The CCDC170 pathway contribution to estrogen-sensitive tissue proliferation is less well characterized than the ESR1 pathway, but the consistent GWAS signal strength (p ≈ 2 × 10⁻²⁰ for breast cancer across 118,000+ participants) indicates a robust biological effect at this locus. The bone density association (p ≈ 3 × 10⁻¹⁰) is consistent with the known role of estrogen signaling in skeletal maintenance.

The endometriosis connection is currently through pathway biology: the 6q25.1 locus as a whole is a well-replicated endometriosis susceptibility locus, and altered CCDC170/ESR1 expression from any independent signal at this locus likely modulates endometrial lesion behavior.

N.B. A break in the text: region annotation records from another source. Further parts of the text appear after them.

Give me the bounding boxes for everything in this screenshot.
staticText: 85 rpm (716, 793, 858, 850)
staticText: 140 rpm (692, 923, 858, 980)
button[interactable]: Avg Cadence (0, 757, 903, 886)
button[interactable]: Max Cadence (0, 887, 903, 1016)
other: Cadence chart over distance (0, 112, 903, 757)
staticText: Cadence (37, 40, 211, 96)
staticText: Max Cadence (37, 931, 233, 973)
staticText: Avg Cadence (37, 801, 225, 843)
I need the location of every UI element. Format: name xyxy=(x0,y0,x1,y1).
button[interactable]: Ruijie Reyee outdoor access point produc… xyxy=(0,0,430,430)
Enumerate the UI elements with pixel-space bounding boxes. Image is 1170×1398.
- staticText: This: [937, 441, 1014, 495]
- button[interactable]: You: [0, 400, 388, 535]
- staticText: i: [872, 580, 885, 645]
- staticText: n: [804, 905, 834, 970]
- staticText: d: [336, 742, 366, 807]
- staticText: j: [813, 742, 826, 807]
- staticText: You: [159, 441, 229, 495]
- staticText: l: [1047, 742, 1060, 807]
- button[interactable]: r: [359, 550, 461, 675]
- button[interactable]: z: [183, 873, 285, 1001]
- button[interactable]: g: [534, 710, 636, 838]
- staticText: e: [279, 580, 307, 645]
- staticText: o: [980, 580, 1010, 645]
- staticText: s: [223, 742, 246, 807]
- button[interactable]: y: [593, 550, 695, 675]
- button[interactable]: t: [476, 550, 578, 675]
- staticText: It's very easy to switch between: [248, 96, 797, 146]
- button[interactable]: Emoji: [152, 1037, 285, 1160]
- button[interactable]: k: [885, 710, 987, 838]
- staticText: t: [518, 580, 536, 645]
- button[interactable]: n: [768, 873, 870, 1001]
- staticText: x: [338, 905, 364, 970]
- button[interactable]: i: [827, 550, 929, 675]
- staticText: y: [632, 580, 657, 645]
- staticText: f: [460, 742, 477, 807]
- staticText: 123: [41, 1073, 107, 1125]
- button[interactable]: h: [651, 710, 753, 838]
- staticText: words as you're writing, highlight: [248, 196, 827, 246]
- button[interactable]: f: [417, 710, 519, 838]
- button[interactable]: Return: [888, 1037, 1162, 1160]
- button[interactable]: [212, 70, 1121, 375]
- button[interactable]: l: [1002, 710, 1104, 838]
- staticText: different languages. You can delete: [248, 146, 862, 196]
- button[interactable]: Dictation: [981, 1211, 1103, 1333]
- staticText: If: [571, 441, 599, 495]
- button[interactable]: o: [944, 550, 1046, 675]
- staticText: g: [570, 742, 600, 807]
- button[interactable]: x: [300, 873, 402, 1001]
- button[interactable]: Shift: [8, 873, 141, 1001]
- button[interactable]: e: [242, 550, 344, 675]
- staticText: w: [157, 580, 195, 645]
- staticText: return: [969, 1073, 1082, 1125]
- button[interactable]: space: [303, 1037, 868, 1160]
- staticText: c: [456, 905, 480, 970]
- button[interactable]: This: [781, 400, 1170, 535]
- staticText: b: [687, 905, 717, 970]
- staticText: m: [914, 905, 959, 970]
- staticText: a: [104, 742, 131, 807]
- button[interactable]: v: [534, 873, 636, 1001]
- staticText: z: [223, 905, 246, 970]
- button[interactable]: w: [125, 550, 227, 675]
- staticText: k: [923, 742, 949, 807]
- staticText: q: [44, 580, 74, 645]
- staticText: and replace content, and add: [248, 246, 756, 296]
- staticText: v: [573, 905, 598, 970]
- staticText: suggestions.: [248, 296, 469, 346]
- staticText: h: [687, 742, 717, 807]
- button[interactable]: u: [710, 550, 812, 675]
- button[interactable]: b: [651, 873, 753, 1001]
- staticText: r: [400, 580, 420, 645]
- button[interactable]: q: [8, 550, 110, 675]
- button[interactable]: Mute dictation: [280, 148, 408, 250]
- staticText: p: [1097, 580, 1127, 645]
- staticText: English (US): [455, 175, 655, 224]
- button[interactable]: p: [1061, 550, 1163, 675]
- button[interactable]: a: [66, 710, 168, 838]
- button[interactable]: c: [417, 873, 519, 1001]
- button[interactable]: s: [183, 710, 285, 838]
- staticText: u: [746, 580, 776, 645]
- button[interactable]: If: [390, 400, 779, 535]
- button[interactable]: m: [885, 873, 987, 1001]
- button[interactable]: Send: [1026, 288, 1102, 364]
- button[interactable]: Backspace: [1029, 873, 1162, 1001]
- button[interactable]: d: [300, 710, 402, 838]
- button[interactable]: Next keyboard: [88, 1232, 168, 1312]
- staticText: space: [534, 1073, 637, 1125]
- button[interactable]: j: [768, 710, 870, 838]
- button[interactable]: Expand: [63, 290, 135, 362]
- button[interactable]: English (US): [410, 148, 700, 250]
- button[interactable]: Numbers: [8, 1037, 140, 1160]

CC “High CCDC170 Expression” High Risk Warning

Two copies of the 6q25.1 C risk allele — more pronounced estrogen-sensitive tissue risk

The CC homozygote represents maximum effect size for the rs6557160 signal at 6q25.1. Fine-mapping by Dunning et al. (2016) demonstrated additive dosage effects at this locus consistent with a codominant/additive pattern: one C allele confers a modest increase in breast cancer risk (~1.19–1.26 OR), and two C alleles confer a proportionally larger increase. The eQTL effect on CCDC170 expression is also expected to be greatest in the CC genotype.

For bone health, the 6q25.1 bone density association (p ≈ 3 × 10⁻¹⁰) is consistent with altered estrogen signaling throughout life. Homozygous CC carriers should be considered at higher priority for proactive bone density surveillance.

Regarding endometriosis: the direct GWAS evidence specific to rs6557160 for endometriosis has not been formally published as of 2025, but the 6q25.1 locus is one of the top endometriosis GWAS signals globally. Carriers with pelvic symptoms should not normalize pain — diagnostic delay for endometriosis averages 4–11 years in population studies.